Flamingos Produce Milk? Yep, And This Is How & Why
Flamingos have very unique beaks. The upper part is smaller and the portion that moves, which is the opposite of most birds on earth. This helps them find food when searching for tasty morsels in the water, because they dip their head in upside down to filter out the nutrients from the water.
However, this makes it difficult for the bird to handle food when it’s at its youngest. Flamingo chicks need liquid food during the first few months of their lives. That’s where milk comes in.
For roughly the first two months of a young flamingo’s life, its beak is forming and growing into the oddity adult flamingos flaunt. The chicks need their parents to feed them, and they do.
Adult flamingos use fat and protein rich liquid that comes from special glands in the bird’s upper digestive tract, aided on by the hormone prolactin. This is the same hormone that brings about milk production in mammals, but in the case of flamingos, both males and females produce prolactin.
No they are not fighting. This is one of the most amazing thing in nature. Parent flamingos produce crop milk in their digestive tracts & regurgitate it to feed young ones.
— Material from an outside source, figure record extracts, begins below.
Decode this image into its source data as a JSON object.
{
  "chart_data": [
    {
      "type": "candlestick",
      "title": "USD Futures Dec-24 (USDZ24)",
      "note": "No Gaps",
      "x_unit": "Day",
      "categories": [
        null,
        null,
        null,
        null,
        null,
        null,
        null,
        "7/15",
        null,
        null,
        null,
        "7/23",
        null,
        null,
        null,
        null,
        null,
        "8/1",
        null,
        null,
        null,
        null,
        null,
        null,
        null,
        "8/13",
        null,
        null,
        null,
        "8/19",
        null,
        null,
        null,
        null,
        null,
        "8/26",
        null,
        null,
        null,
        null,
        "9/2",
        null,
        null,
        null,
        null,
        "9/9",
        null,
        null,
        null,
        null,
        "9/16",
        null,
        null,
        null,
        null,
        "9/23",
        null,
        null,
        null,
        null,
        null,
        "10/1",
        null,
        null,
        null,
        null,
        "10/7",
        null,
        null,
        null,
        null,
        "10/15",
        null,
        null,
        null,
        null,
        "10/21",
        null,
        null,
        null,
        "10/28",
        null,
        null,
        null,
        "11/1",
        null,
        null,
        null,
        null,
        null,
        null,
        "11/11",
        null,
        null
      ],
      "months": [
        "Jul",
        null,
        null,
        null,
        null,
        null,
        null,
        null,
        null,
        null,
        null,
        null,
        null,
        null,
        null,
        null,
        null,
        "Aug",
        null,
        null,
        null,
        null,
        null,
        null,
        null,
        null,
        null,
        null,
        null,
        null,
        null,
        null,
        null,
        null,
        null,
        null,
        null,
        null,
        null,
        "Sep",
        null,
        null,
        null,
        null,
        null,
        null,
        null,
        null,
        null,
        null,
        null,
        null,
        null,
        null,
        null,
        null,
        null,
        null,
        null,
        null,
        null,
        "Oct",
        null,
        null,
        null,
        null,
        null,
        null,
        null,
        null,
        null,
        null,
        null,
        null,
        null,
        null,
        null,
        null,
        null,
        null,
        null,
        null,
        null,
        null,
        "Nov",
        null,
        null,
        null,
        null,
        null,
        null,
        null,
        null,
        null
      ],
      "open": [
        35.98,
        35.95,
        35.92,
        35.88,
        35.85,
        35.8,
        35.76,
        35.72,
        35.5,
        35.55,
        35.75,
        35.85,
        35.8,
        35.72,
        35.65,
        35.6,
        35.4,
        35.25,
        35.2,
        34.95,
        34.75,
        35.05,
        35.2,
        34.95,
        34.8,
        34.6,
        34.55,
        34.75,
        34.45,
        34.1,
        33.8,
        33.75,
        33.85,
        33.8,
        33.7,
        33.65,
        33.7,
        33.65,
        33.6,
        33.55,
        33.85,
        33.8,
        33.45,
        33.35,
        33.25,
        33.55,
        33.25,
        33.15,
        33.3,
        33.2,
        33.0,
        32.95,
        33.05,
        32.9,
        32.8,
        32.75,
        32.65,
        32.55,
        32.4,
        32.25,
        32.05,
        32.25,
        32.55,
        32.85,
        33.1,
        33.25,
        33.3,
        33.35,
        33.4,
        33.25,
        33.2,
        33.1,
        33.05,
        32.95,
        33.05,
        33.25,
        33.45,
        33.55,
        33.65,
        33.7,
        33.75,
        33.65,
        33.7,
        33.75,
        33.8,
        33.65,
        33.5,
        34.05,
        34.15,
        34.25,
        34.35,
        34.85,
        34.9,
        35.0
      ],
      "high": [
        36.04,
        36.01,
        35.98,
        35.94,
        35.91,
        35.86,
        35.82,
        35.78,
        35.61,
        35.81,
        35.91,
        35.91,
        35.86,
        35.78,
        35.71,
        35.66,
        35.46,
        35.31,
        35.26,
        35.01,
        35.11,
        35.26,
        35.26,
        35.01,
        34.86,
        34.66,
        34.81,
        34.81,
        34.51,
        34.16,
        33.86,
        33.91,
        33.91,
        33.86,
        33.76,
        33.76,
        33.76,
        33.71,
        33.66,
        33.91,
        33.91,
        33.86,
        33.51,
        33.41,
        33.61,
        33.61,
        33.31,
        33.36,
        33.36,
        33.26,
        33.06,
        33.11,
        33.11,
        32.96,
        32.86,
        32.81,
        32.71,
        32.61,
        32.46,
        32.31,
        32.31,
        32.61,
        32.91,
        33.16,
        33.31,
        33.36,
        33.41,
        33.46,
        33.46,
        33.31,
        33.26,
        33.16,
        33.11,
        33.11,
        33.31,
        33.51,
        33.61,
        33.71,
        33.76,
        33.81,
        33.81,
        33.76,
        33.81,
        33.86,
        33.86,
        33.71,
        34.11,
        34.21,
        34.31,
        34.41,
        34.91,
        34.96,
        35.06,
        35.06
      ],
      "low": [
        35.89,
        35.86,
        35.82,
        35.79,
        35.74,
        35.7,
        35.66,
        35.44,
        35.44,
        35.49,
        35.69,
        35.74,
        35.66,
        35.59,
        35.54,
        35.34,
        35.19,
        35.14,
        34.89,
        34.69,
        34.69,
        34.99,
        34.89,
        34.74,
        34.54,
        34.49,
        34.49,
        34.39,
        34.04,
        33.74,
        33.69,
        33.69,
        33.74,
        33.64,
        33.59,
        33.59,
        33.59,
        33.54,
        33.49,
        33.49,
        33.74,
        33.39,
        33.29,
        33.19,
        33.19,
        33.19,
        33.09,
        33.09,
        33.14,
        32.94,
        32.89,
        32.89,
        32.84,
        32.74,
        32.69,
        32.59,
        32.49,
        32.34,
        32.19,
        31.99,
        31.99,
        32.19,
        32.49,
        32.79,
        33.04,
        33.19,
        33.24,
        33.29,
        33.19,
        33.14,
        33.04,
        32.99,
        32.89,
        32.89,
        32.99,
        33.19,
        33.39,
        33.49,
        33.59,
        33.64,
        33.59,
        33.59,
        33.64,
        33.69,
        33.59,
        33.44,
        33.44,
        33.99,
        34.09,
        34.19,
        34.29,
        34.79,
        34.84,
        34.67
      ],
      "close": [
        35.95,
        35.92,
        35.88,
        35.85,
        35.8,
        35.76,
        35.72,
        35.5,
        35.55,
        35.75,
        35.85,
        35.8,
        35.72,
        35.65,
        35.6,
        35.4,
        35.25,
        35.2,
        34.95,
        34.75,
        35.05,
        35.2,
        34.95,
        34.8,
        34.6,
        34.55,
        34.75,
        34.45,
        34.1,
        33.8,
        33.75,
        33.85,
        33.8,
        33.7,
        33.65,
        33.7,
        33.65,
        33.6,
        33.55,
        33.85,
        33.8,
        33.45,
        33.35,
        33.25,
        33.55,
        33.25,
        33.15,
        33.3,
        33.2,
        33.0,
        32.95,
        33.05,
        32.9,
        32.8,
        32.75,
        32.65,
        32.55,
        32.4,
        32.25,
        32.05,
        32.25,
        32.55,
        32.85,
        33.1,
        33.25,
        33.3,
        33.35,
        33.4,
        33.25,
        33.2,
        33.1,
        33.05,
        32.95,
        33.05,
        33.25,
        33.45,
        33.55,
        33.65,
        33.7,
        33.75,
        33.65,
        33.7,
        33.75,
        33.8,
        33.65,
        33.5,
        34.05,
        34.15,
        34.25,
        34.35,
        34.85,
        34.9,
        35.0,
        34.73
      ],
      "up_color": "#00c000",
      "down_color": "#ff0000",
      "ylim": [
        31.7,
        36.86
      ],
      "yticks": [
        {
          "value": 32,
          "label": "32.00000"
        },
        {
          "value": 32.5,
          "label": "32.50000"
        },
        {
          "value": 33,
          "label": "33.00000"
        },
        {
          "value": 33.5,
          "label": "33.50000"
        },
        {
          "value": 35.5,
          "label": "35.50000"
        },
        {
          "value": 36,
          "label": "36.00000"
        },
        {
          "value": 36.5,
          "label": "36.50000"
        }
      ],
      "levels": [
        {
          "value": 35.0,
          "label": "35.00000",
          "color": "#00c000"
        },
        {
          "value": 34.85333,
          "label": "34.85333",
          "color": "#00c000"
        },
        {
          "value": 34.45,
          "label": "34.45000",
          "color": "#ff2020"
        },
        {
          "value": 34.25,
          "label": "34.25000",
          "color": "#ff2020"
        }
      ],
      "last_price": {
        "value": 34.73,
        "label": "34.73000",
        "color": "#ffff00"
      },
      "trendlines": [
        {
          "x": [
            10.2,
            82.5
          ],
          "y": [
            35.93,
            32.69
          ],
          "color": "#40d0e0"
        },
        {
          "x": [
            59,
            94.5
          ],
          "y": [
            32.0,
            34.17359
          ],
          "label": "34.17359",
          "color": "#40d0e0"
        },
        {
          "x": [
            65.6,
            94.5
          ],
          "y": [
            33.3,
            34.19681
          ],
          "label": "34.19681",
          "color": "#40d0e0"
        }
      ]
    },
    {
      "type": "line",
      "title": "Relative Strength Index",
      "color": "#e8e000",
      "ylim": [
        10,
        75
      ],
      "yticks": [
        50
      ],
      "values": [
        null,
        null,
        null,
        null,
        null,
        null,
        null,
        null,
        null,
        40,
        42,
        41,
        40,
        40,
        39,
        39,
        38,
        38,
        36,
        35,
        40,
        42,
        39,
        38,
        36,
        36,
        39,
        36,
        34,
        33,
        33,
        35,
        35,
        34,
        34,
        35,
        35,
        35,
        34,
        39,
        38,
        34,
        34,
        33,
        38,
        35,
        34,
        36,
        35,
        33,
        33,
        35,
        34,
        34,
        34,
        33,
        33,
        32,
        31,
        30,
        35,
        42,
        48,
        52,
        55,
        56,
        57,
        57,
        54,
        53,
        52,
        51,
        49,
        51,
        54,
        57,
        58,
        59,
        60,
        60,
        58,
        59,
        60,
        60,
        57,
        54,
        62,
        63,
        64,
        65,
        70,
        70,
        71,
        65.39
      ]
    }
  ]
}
See how together they are doing it. Source: Science Channel. pic.twitter.com/GrJr4irGox
— Parveen Kaswan, IFS (@ParveenKaswan) February 20, 2020
Flamingo milk is similar to the milk we know in the nutrition it provides. But the big difference in what flamingos produce is the red color of the milk. This is because flamingo milk is loaded with red blood cells and includes the same pigment that gives the fowl a pink or reddish tint. It seems that there is nothing a flamingo does that doesn’t revolve around the color pink!
So, the next time you see flamingos crowding around a chick and you see what looks like blood dripping everywhere, you can rest assured knowing that likely no flamingo was harmed - they’re merely making sure their offspring have the necessary nutrition required for survival!